Se ele ao menos soubesse o quanto relutei para escrever hoje. Desde aquele adeus, vivo no meio de aflições e angústias. Cheguei a um estado febril. Passei semanas anestesiada, tentando sobreviver com enjoos, como se algo não tivesse sido ainda digerido. E eu precisei escrever aqui. Como enfiar o dedo na garganta para vomitar depois de um porre. Mas o porre aqui é emocional. Visceral. Porque escrever “a gente” dói. Dói porque é como materializar algo. Algo que na minha cabeça ainda é bonito demais para acabar assim. Intenso demais para ser só isso. E escrever pede responsabilidade. Responsabilidade pelo não que eu não quero dizer. Pelo não que eu preciso quando o que eu mais queria era dizer sim.
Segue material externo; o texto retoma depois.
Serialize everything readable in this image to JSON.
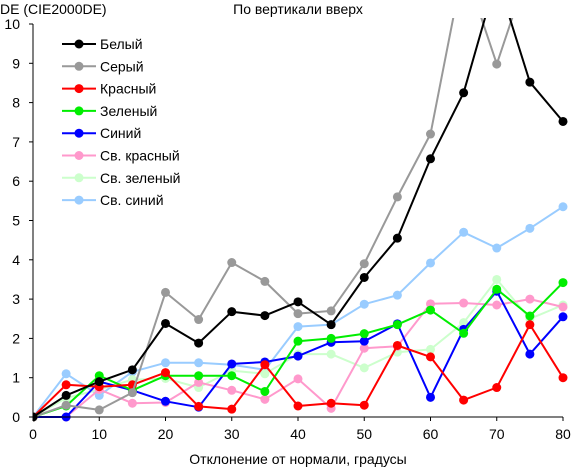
{
  "chart_data": {
    "type": "line",
    "title": "По вертикали вверх",
    "ylabel": "DE (CIE2000DE)",
    "xlabel": "Отклонение от нормали, градусы",
    "xlim": [
      0,
      80
    ],
    "ylim": [
      0,
      10
    ],
    "x_ticks": [
      "0",
      "10",
      "20",
      "30",
      "40",
      "50",
      "60",
      "70",
      "80"
    ],
    "y_ticks": [
      "0",
      "1",
      "2",
      "3",
      "4",
      "5",
      "6",
      "7",
      "8",
      "9",
      "10"
    ],
    "grid": false,
    "legend_position": "top-left",
    "x": [
      0,
      5,
      10,
      15,
      20,
      25,
      30,
      35,
      40,
      45,
      50,
      55,
      60,
      65,
      70,
      75,
      80
    ],
    "series": [
      {
        "name": "Белый",
        "color": "#000000",
        "values": [
          0,
          0.55,
          0.9,
          1.2,
          2.38,
          1.88,
          2.68,
          2.58,
          2.93,
          2.35,
          3.55,
          4.55,
          6.57,
          8.25,
          11.2,
          8.52,
          7.52
        ]
      },
      {
        "name": "Серый",
        "color": "#999999",
        "values": [
          0,
          0.3,
          0.18,
          0.62,
          3.17,
          2.48,
          3.93,
          3.45,
          2.63,
          2.7,
          3.9,
          5.6,
          7.2,
          11.5,
          8.98,
          11.5,
          null
        ]
      },
      {
        "name": "Красный",
        "color": "#ff0000",
        "values": [
          0,
          0.82,
          0.77,
          0.82,
          1.13,
          0.27,
          0.2,
          1.33,
          0.28,
          0.35,
          0.3,
          1.82,
          1.53,
          0.43,
          0.75,
          2.35,
          1.0
        ]
      },
      {
        "name": "Зеленый",
        "color": "#00ee00",
        "values": [
          0,
          0.28,
          1.05,
          0.68,
          1.05,
          1.05,
          1.05,
          0.65,
          1.93,
          2.0,
          2.12,
          2.35,
          2.72,
          2.13,
          3.25,
          2.57,
          3.42
        ]
      },
      {
        "name": "Синий",
        "color": "#0000ff",
        "values": [
          0,
          0.0,
          0.9,
          0.68,
          0.4,
          0.25,
          1.35,
          1.4,
          1.55,
          1.9,
          1.93,
          2.37,
          0.5,
          2.23,
          3.2,
          1.6,
          2.55
        ]
      },
      {
        "name": "Св. красный",
        "color": "#ff99cc",
        "values": [
          0,
          0.0,
          0.7,
          0.35,
          0.37,
          0.88,
          0.68,
          0.45,
          0.97,
          0.22,
          1.75,
          1.8,
          2.88,
          2.9,
          2.85,
          3.0,
          2.8
        ]
      },
      {
        "name": "Св. зеленый",
        "color": "#ccffcc",
        "values": [
          0,
          0.48,
          0.7,
          0.95,
          0.98,
          0.75,
          1.18,
          1.1,
          1.6,
          1.6,
          1.25,
          1.65,
          1.72,
          2.4,
          3.5,
          2.5,
          2.85
        ]
      },
      {
        "name": "Св. синий",
        "color": "#99ccff",
        "values": [
          0,
          1.1,
          0.55,
          1.15,
          1.38,
          1.38,
          1.33,
          1.2,
          2.3,
          2.35,
          2.87,
          3.1,
          3.92,
          4.7,
          4.3,
          4.8,
          5.35
        ]
      }
    ]
  }
}
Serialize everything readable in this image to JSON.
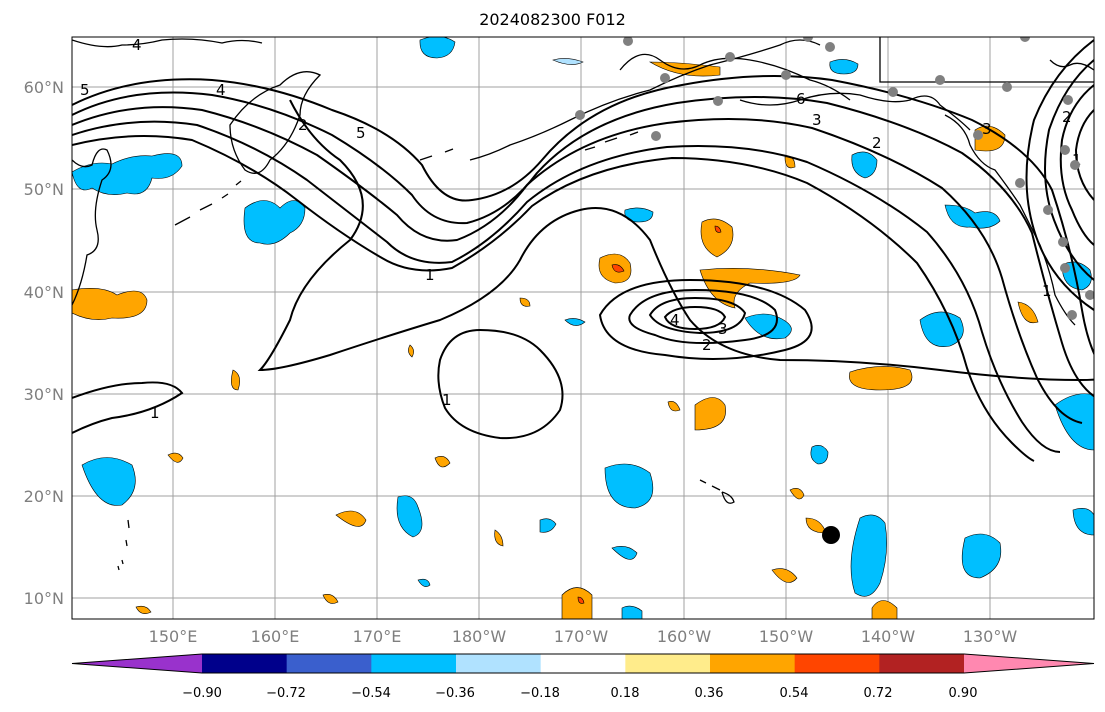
{
  "title": "2024082300 F012",
  "map": {
    "lat_labels": [
      "60°N",
      "50°N",
      "40°N",
      "30°N",
      "20°N",
      "10°N"
    ],
    "lon_labels": [
      "150°E",
      "160°E",
      "170°E",
      "180°W",
      "170°W",
      "160°W",
      "150°W",
      "140°W",
      "130°W"
    ],
    "gridline_color": "#a0a0a0",
    "contour_labels": [
      "4",
      "5",
      "4",
      "2",
      "5",
      "6",
      "3",
      "2",
      "1",
      "1",
      "1",
      "4",
      "3",
      "2",
      "1",
      "2",
      "1",
      "3"
    ]
  },
  "colorbar": {
    "ticks": [
      "−0.90",
      "−0.72",
      "−0.54",
      "−0.36",
      "−0.18",
      "0.18",
      "0.36",
      "0.54",
      "0.72",
      "0.90"
    ],
    "colors": [
      "#9932cc",
      "#00008b",
      "#3a5fcd",
      "#00bfff",
      "#b0e2ff",
      "#ffffff",
      "#ffec8b",
      "#ffa500",
      "#ff4500",
      "#b22222",
      "#ff88b0"
    ]
  }
}
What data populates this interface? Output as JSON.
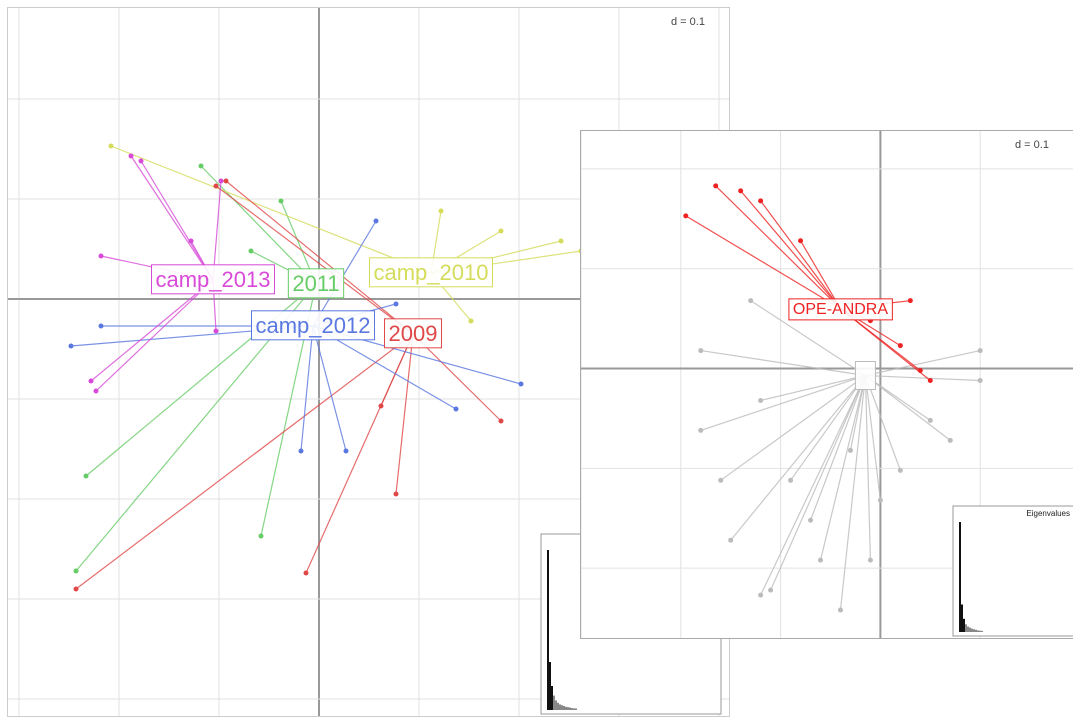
{
  "chart_data": [
    {
      "type": "scatter",
      "scale_label": "d = 0.1",
      "xlim": [
        -0.311,
        0.41
      ],
      "ylim": [
        -0.417,
        0.291
      ],
      "xticks": [
        -0.3,
        -0.2,
        -0.1,
        0,
        0.1,
        0.2,
        0.3,
        0.4
      ],
      "yticks": [
        -0.4,
        -0.3,
        -0.2,
        -0.1,
        0,
        0.1,
        0.2
      ],
      "grid": true,
      "classes": [
        {
          "name": "2011",
          "color": "#66cc66",
          "center": [
            -0.003,
            0.015
          ],
          "points_x": [
            -0.243,
            -0.233,
            -0.118,
            -0.058,
            -0.038,
            -0.068
          ],
          "points_y": [
            -0.272,
            -0.177,
            0.133,
            -0.237,
            0.098,
            0.048
          ]
        },
        {
          "name": "camp_2010",
          "color": "#d4dc5a",
          "center": [
            0.112,
            0.026
          ],
          "points_x": [
            0.262,
            -0.208,
            0.122,
            0.242,
            0.182,
            0.152
          ],
          "points_y": [
            0.048,
            0.153,
            0.088,
            0.058,
            0.068,
            -0.022
          ]
        },
        {
          "name": "2009",
          "color": "#e04848",
          "center": [
            0.094,
            -0.035
          ],
          "points_x": [
            -0.243,
            0.077,
            -0.013,
            -0.093,
            0.182,
            0.062,
            -0.103
          ],
          "points_y": [
            -0.29,
            -0.195,
            -0.274,
            0.118,
            -0.122,
            -0.107,
            0.113
          ]
        },
        {
          "name": "camp_2012",
          "color": "#5a78e0",
          "center": [
            -0.006,
            -0.027
          ],
          "points_x": [
            -0.248,
            0.057,
            -0.018,
            0.137,
            0.202,
            0.027,
            -0.218,
            0.077
          ],
          "points_y": [
            -0.047,
            0.078,
            -0.152,
            -0.11,
            -0.085,
            -0.152,
            -0.027,
            -0.005
          ]
        },
        {
          "name": "camp_2013",
          "color": "#d84ad8",
          "center": [
            -0.106,
            0.019
          ],
          "points_x": [
            -0.188,
            -0.223,
            -0.098,
            -0.218,
            -0.103,
            -0.178,
            -0.128,
            -0.228
          ],
          "points_y": [
            0.143,
            -0.092,
            0.118,
            0.043,
            -0.032,
            0.138,
            0.058,
            -0.082
          ]
        }
      ],
      "eigenvalues": {
        "values": [
          1,
          0.3,
          0.15,
          0.09,
          0.06,
          0.045,
          0.035,
          0.03,
          0.025,
          0.02,
          0.018,
          0.015,
          0.012,
          0.01,
          0.01
        ],
        "ylim": [
          0,
          1
        ]
      }
    },
    {
      "type": "scatter",
      "scale_label": "d = 0.1",
      "xlim": [
        -0.3,
        0.193
      ],
      "ylim": [
        -0.27,
        0.238
      ],
      "xticks": [
        -0.3,
        -0.2,
        -0.1,
        0,
        0.1
      ],
      "yticks": [
        -0.2,
        -0.1,
        0,
        0.1,
        0.2
      ],
      "grid": true,
      "classes": [
        {
          "color": "#bbbbbb",
          "center": [
            -0.015,
            -0.007
          ],
          "points_x": [
            -0.12,
            -0.15,
            -0.06,
            0,
            0.07,
            0.1,
            -0.18,
            -0.09,
            -0.04,
            0.02,
            0.05,
            -0.16,
            -0.12,
            -0.07,
            -0.01,
            0.1,
            -0.18,
            -0.13,
            -0.11,
            -0.03
          ],
          "points_y": [
            -0.227,
            -0.172,
            -0.192,
            -0.132,
            -0.072,
            0.018,
            -0.062,
            -0.112,
            -0.242,
            -0.102,
            -0.052,
            -0.112,
            -0.032,
            -0.152,
            -0.192,
            -0.012,
            0.018,
            0.068,
            -0.222,
            -0.082
          ]
        },
        {
          "name": "OPE-ANDRA",
          "color": "#ee2222",
          "center": [
            -0.04,
            0.06
          ],
          "points_x": [
            -0.165,
            -0.195,
            0.05,
            0.02,
            -0.12,
            -0.14,
            0.04,
            -0.08,
            -0.01,
            0.03
          ],
          "points_y": [
            0.183,
            0.153,
            -0.012,
            0.023,
            0.168,
            0.178,
            -0.002,
            0.128,
            0.048,
            0.068
          ]
        }
      ],
      "eigenvalues": {
        "title": "Eigenvalues",
        "values": [
          1,
          0.25,
          0.12,
          0.07,
          0.05,
          0.04,
          0.03,
          0.025,
          0.02,
          0.015,
          0.012,
          0.01
        ],
        "ylim": [
          0,
          1
        ]
      }
    }
  ]
}
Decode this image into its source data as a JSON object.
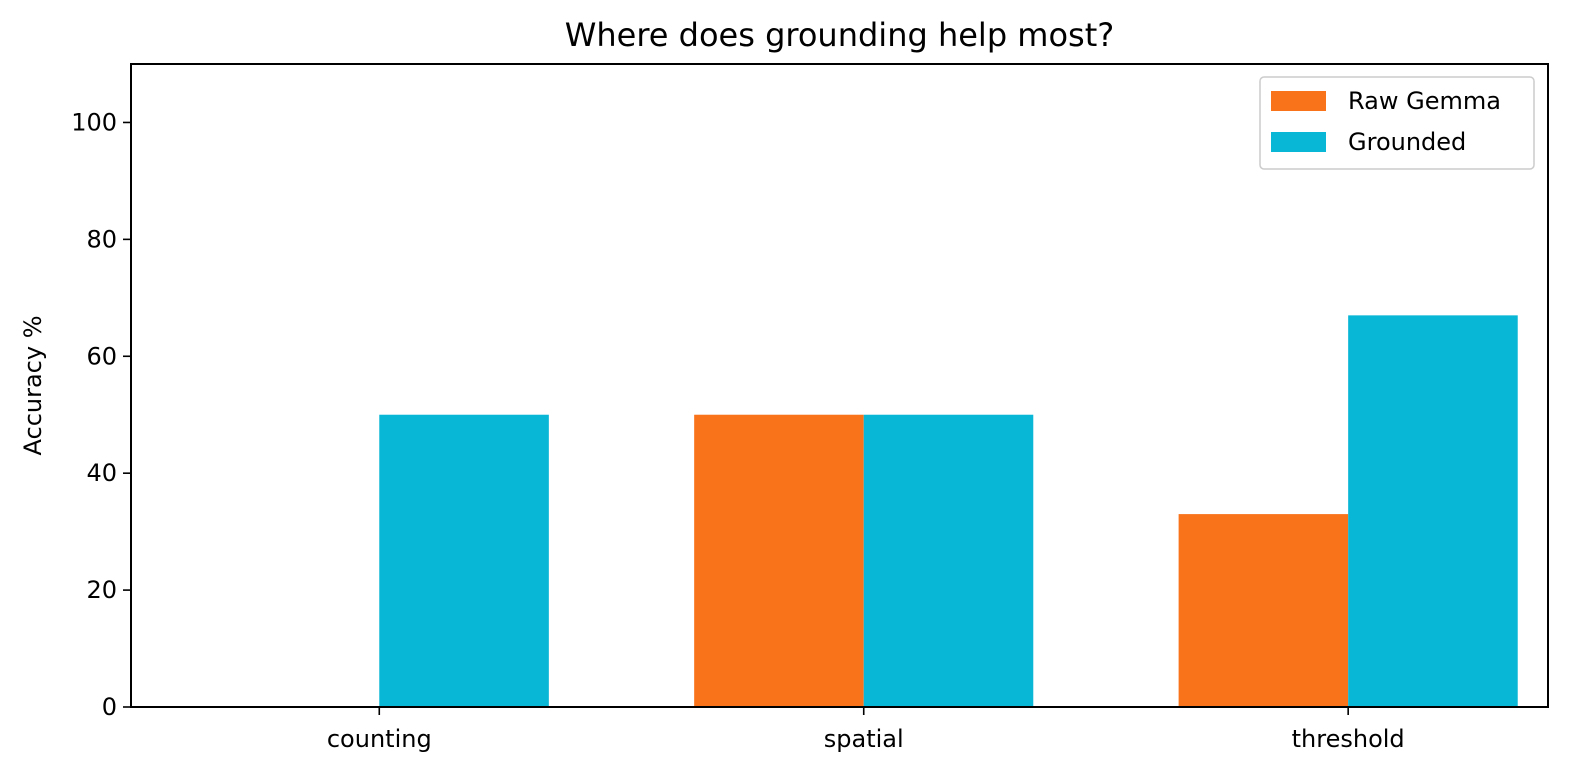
{
  "chart_data": {
    "type": "bar",
    "title": "Where does grounding help most?",
    "xlabel": "",
    "ylabel": "Accuracy %",
    "categories": [
      "counting",
      "spatial",
      "threshold"
    ],
    "series": [
      {
        "name": "Raw Gemma",
        "color": "#f8731a",
        "values": [
          0,
          50,
          33
        ]
      },
      {
        "name": "Grounded",
        "color": "#08b6d5",
        "values": [
          50,
          50,
          67
        ]
      }
    ],
    "ylim": [
      0,
      110
    ],
    "yticks": [
      0,
      20,
      40,
      60,
      80,
      100
    ],
    "grid": false,
    "legend_position": "top-right"
  }
}
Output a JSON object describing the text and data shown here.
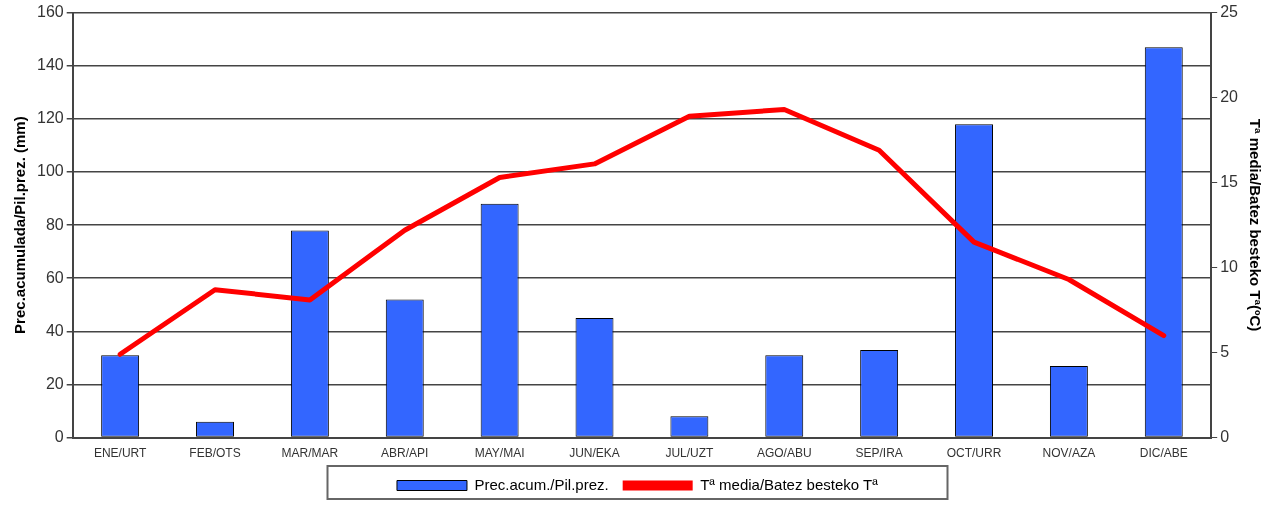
{
  "chart_data": {
    "type": "bar",
    "ylabel": "Prec.acumulada/Pil.prez. (mm)",
    "y2label": "Tª media/Batez besteko Tª(ºC)",
    "categories": [
      "ENE/URT",
      "FEB/OTS",
      "MAR/MAR",
      "ABR/API",
      "MAY/MAI",
      "JUN/EKA",
      "JUL/UZT",
      "AGO/ABU",
      "SEP/IRA",
      "OCT/URR",
      "NOV/AZA",
      "DIC/ABE"
    ],
    "series": [
      {
        "name": "Prec.acum./Pil.prez.",
        "color": "#3366ff",
        "values": [
          31,
          6,
          78,
          52,
          88,
          45,
          8,
          31,
          33,
          118,
          27,
          147
        ]
      },
      {
        "name": "Tª media/Batez besteko Tª",
        "type": "line",
        "axis": "y2",
        "color": "#ff0000",
        "values": [
          4.9,
          8.7,
          8.1,
          12.2,
          15.3,
          16.1,
          18.9,
          19.3,
          16.9,
          11.5,
          9.3,
          6.0
        ]
      }
    ],
    "ylim": [
      0,
      160
    ],
    "yticks": [
      0,
      20,
      40,
      60,
      80,
      100,
      120,
      140,
      160
    ],
    "y2lim": [
      0,
      25
    ],
    "y2ticks": [
      0,
      5,
      10,
      15,
      20,
      25
    ],
    "grid": "y",
    "legend": "bottom",
    "marker": "none"
  }
}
Quando queria apenas esquecer o mundo e viver “nós”. Viver talvez essas entrelinhas, entre nós, entre esses nós. Porque terminar uma história é quase fácil. Mas terminar no papel é um martírio. Mas é só assim que eu sei. É assim que eu faço. É assim que eu vivo. As coisas só começam ou terminam mesmo na ponta da caneta. E não pense que é fácil. Chego a sentir dor física. E quando acontece é quase insignificante perto do que sinto internamente. Calafrios e náuseas. Como se cada palavra saísse cortando, me rasgando a pele sem anestesia e penetrando no mais fundo, naquilo que eu tenho de mais íntimo. Naquele ponto do inexplicável. Aquele que só é possível chegar pela força da escrita.

Xeque-Mate

Ele vai embora quando todos os outros me pedem para ficar. Ele me deixa sozinha no momento que eu mais o desejo. Ele joga comigo de um jeito que sempre perco. Usa e abusa. Táticas, estratégias, armadilhas. Logo eu, que me acostumei a ganhar,  agora só preciso mesmo de um empate. Porque estar com ele é como um vício e assim eu aposto todas as minhas fichas nesse jogo sem pé nem cabeça. Esse nosso jogo, onde as peças se invertem e o peão dá xeque-mate na rainha. Sem pedir nada em troca. Sem hesitar, sem pestanejar. Essa rainha que não se importa mais com seu reino e que agora tem apenas uma certeza: não pode mais resistir.